The expert said a common cause is a nutrient deficiency, so this would be treated with replacements like thyroid or iron.
He added that if it’s genetic then you can’t stop it, “but you slow it down with things like Minoxidil or Finasteride”.
The Cleveland Clinic says: “It is important to note that premenopausal women should not take medications for hair loss treatment without using contraception.
“Many drugs, including minoxidil and finasteride, are not safe for pregnant women or women who want to get pregnant.”
The Mayo Clinic states: “You might want to try various hair care methods to find one that makes you feel better about how your hair looks.
Doctor Friedmann said: “Male pattern baldness is by far the most common cause of hair loss in men. This condition is also referred to as androgenetic alopecia.
“Although scientists are not completely certain what determines who gets male pattern hair loss, we do know there is a genetic component to the condition that can be inherited from either parent’s side of the family.”
Although some causes of hair loss are not treatable, many causes are, according to the expert.
He said the top five causes of treatable hair loss are:
- Iron deficiency or low ferritin – a measure of the body’s iron stores.

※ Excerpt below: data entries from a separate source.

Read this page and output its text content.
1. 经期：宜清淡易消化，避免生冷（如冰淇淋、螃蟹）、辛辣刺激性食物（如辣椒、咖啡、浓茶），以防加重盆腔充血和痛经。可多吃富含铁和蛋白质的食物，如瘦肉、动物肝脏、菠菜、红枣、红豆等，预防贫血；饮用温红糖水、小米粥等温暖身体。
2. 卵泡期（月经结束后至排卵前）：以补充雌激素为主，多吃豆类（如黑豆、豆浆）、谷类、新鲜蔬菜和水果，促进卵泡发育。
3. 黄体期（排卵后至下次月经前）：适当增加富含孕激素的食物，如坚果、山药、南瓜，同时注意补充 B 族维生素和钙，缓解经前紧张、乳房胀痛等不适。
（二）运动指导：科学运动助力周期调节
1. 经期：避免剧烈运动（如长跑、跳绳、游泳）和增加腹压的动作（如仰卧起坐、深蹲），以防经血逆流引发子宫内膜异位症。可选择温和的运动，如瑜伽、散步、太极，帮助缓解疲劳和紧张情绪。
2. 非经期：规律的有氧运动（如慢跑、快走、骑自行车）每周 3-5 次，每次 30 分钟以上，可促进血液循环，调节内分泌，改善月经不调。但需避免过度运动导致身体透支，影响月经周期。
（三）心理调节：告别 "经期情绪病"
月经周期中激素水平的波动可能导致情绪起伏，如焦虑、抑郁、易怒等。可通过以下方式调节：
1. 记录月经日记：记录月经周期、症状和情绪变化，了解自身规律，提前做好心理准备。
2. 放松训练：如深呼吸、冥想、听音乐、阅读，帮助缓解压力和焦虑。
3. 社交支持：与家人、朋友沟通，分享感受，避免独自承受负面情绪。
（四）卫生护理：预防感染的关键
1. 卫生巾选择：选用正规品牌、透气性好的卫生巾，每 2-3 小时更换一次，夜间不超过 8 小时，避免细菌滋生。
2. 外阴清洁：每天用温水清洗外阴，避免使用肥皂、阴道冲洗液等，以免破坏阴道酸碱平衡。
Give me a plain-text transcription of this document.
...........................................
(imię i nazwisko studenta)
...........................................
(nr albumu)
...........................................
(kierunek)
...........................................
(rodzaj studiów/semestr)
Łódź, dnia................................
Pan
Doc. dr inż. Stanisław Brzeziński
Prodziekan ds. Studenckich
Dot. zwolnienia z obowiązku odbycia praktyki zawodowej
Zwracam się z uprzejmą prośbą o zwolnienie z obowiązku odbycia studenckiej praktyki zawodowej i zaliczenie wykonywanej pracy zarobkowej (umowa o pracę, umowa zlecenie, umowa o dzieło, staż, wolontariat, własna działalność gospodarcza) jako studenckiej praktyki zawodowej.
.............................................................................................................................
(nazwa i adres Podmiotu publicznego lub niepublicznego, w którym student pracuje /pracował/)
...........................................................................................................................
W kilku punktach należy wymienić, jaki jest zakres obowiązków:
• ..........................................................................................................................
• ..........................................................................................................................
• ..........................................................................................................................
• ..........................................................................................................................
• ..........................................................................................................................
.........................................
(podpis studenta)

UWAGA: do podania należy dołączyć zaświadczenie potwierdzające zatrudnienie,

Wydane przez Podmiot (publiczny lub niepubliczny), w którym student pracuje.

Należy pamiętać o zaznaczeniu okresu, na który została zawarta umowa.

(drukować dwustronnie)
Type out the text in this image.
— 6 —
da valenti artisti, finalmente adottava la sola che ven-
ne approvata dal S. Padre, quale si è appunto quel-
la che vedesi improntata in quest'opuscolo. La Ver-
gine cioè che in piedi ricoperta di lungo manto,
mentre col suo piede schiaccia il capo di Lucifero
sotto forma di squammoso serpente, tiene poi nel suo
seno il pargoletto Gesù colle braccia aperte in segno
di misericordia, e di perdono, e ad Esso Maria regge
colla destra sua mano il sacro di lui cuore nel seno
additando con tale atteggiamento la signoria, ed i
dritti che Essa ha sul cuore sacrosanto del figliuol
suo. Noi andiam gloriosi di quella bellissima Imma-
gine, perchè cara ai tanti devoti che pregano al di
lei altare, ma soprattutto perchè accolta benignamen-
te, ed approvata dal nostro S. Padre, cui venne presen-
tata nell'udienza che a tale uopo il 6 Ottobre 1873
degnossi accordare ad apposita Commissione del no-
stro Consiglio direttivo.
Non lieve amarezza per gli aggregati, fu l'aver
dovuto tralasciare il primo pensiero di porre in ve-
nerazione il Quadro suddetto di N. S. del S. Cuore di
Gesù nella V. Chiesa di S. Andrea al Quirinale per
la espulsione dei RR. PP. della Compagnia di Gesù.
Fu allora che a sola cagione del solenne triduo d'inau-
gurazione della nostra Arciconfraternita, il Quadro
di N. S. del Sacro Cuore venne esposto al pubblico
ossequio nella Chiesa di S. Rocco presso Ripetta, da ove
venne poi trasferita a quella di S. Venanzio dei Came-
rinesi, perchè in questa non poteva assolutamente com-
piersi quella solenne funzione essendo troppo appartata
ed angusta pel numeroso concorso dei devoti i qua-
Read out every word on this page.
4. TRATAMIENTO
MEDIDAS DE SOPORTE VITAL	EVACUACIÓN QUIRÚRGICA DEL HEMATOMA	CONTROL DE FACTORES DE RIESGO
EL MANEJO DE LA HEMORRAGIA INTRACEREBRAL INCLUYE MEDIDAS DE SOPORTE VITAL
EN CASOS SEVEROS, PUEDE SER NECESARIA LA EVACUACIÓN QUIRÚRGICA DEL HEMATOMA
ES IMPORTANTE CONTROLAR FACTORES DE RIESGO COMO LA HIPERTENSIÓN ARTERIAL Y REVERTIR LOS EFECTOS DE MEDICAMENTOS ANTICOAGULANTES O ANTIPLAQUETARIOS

Treatable with iron replacement tablets
- Overactive thyroid – treated in many ways depending on the cause
- Underactive thyroid – treated with thyroxine replacement therapy
- Genetic hair loss – this can be treated with hormone suppression tablets (in both men and women)
- Alopecia Areata – usually patches of hair loss caused by the immune system treated with steroid injections.
The NHS says you should see a GP if:
- You have sudden hair loss
- You develop bald patches
- You’re losing hair in clumps
- Your head also itches and burns
- You’re worried about your hair loss.
The health body says it is important to see a GP to get a clear idea about what’s causing your hair loss before thinking about going to a commercial hair clinic.
The Mayo Clinic explains hair loss can affect just your scalp or your entire body, and it can be temporary or permanent.
The organisation explains: “People typically lose 50 to 100 hairs a day. This usually isn’t noticeable because new hair is growing in at the same time. Hair loss occurs when new hair doesn’t replace the hair that has fallen out.”
The Mayo Clinic says there are certain tips which may help you avoid preventable types of hair loss.
The organisation says these include:
- Be gentle with your hair. Use a detangler and avoid tugging when brushing and combing, especially when your hair is wet. A wide-toothed comb might help prevent pulling out hair. Avoid harsh treatments such as hot rollers, curling irons, hot-oil treatments and permanents. Limit the tension on hair from styles that use rubber bands, barrettes and braids.
- Ask your doctor about medications and supplements you take that might cause hair loss.
- Protect your hair from sunlight and other sources of ultraviolet light.
- Stop smoking. Some studies show an association between smoking and baldness in men.